Created 11-09-2015 03:52 PM
1) How should we approach the question of persist() or cache() when running Spark on YARN. E.g. how should the Spark developer know approximately how much memory will be available to their YARN Queue and use this number to guide their persist choice()? Or should they use some other technique?
http://spark.apache.org/docs/latest/programming-guide.html#rdd-persistence
2) With Spark on YARN does the "RDD" exist only as long as the SparkDriver lives, as long as the RDD's related spark worker containers live, or based on some other time frame?
Thanks!
Created 11-09-2015 07:05 PM
The RDD exists only as long as the spark driver lives. if one or more of the spark worker containers die the portions of the RDDs will be recomputed and cached.
persist and cache at the RDD level are actually the same.
persist has more options though: the default behavior of persist is StorageLevel.MEMORY_ONLY
but you can persist at various different storage levels.

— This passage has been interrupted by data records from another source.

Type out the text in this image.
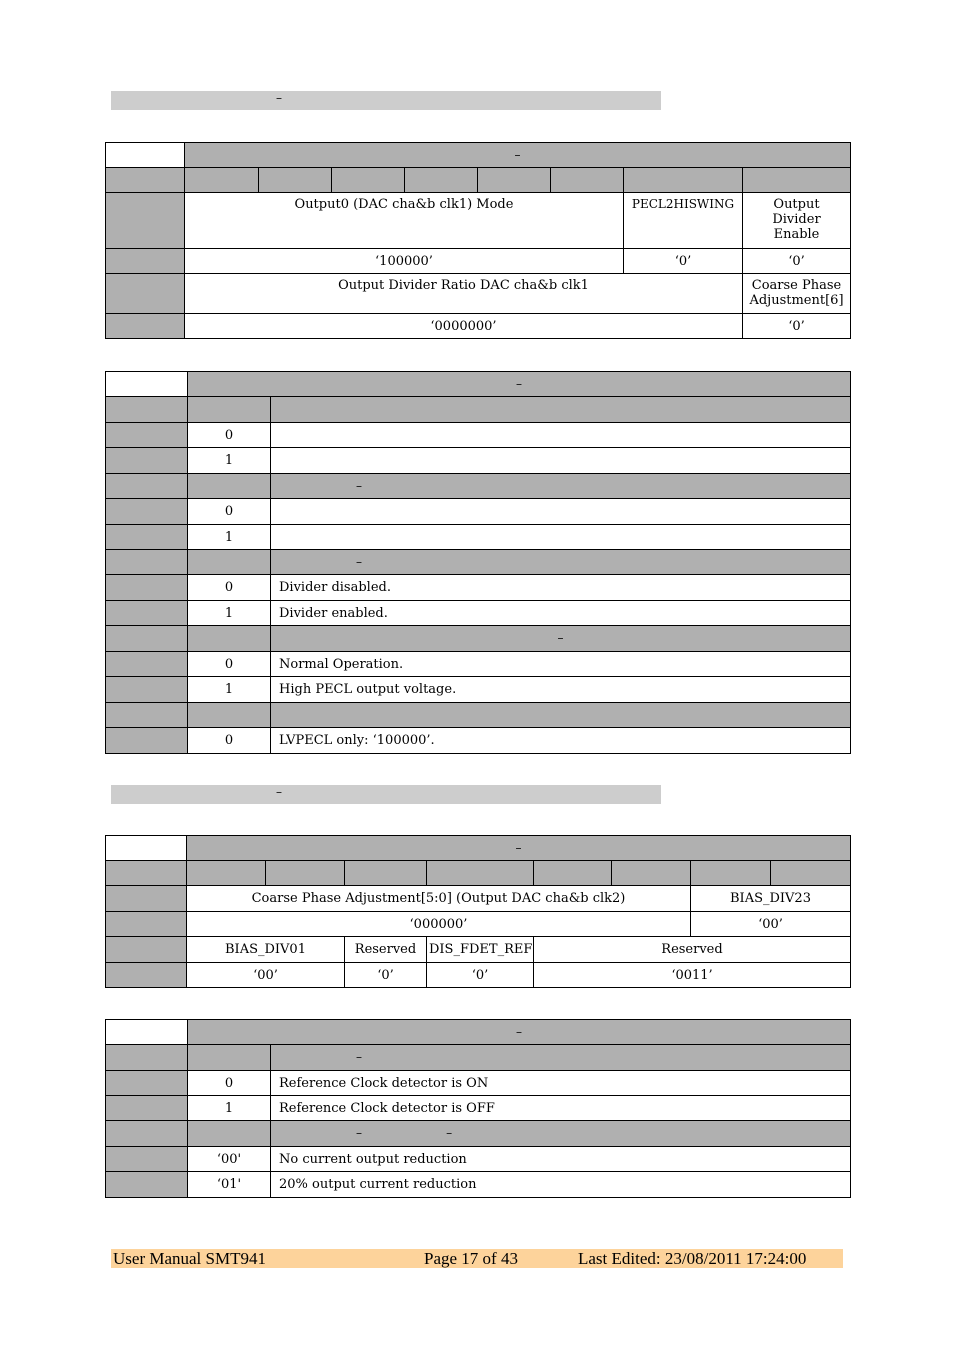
–
	–							

	Output0 (DAC cha&b clk1) Mode						PECL2HISWING	Output Divider Enable
	‘100000’						‘0’	‘0’
	Output Divider Ratio DAC cha&b clk1							Coarse Phase Adjustment[6]
	‘0000000’							‘0’
	–	

	0	
	1	
		–
	0	
	1	
		–
	0	Divider disabled.
	1	Divider enabled.
		–
	0	Normal Operation.
	1	High PECL output voltage.

	0	LVPECL only: ‘100000’.
–
	–							

	Coarse Phase Adjustment[5:0] (Output DAC cha&b clk2)						BIAS_DIV23	
	‘000000’						‘00’	
	BIAS_DIV01		Reserved	DIS_FDET_REF	Reserved			
	‘00’		‘0’	‘0’	‘0011’			
	–	
		–
	0	Reference Clock detector is ON
	1	Reference Clock detector is OFF
		– –
	‘00'	No current output reduction
	‘01'	20% output current reduction
User Manual SMT941	Page 17 of 43	Last Edited: 23/08/2011 17:24:00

http://spark.apache.org/docs/latest/programming-guide.html#rdd-persistence
Created 11-09-2015 03:54 PM
There is also an article on "How to size memory only RDDs" which references setting spark.executor.memory and spark.yarn.executor.memoryOverhead. Should we use these as well in planning memory/RDD usage?
https://www.altiscale.com/blog/tips-and-tricks-for-running-spark-on-hadoop-part-3-rdd-persistence/
Created 11-09-2015 07:01 PM
Created 11-09-2015 07:05 PM
The RDD exists only as long as the spark driver lives. if one or more of the spark worker containers die the portions of the RDDs will be recomputed and cached.
persist and cache at the RDD level are actually the same.
persist has more options though: the default behavior of persist is StorageLevel.MEMORY_ONLY
but you can persist at various different storage levels.
http://spark.apache.org/docs/latest/programming-guide.html#rdd-persistence
Created 11-09-2015 07:10 PM
Thanks @Ram Sriharsha from chimming in . Really appreciate it.